9:15 GMT, Wednesday, 3 September 2008 10:15 UK Cholesterol drug cancer warning Patients have been urged to keep taking a cholesterol-lowering treatment despite a study linking it to higher cancer risk.
A New England Journal of Medicine study linked inergy, a combination of two drugs, to a 50% rise in cancer cases.
However, other experts said the results were likely to be an "anomaly".
There have been 300,000 prescriptions in England and Wales over two years, and patients were told to contact their GP if they had worries.
"There is no suggestion that statins increase the risk of cancer" Dr Mike Knapton British Heart Foundation
The drug watchdog, the National Institute for Health and Clinical Excellence (NICE) approved wider use of the drug, which includes the statin, simvastatin and a newer non-statin drug called ezetimibe, last November for patients with high levels of cholesterol.
However, the small-scale study, carried out by doctors at Ulleval University Hospital in Oslo, also cast doubts on its efficacy.
The scientists compared the number of cancers arising in patients taking the drug with the number which developed in those given a "placebo" or "dummy" pill, over a four year period.

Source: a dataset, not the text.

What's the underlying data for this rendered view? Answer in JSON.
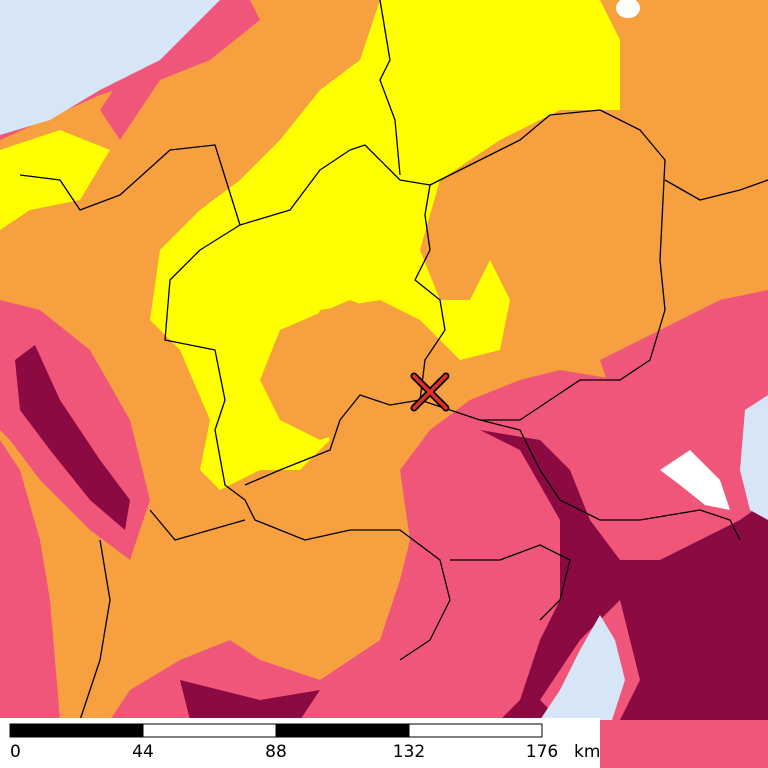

There were a total of 105 cancer cases among Inergy patients,
compared with 70 in the placebo group.
The cancers in both groups were not just one type, but a wide variety, with the difference most obvious in prostate and skin cancers.
An editorial in the journal suggested that more data was needed to rule out the possibility that the drug was to blame, citing the fact that ezetimibe appeared to affect the absorption of molecules involved in the growth of cancer cells. Chance finding
However, Professor Terje Pederson, the lead author of the study, said that the study findings could simply be due to random chance.
An analysis by Oxford University, which combined these findings with those from other similar studies, found no overall evidence that the drug caused cancer.
This view was backed by the British Heart Foundation, which said that it was important that patients taking statins continued to do so unless told to stop by their doctor.
Dr Mike Knapton, from the charity, said:"There is no suggestion that statins increase the risk of cancer.
"The data from the big trials are encouraging but the evidence is not yet conclusive, because many of the patients studied have been followed-up for a relatively short period of time so far."
However, he added: "Because one study did show a cancer risk, it is crucial that others continue and are monitored closely to definitively confirm or refute any link."
"If you have been prescribed ezetimibe you should continue to take it. If you have concerns about side effects of this or other medication, you should talk to your doctor to weigh up the risks and benefits."
A spokesman for pharmaceutical company Merck Schering-Plough, which makes Inergy, said that it believed the findings were an "anomaly", but it was working to examine the study further.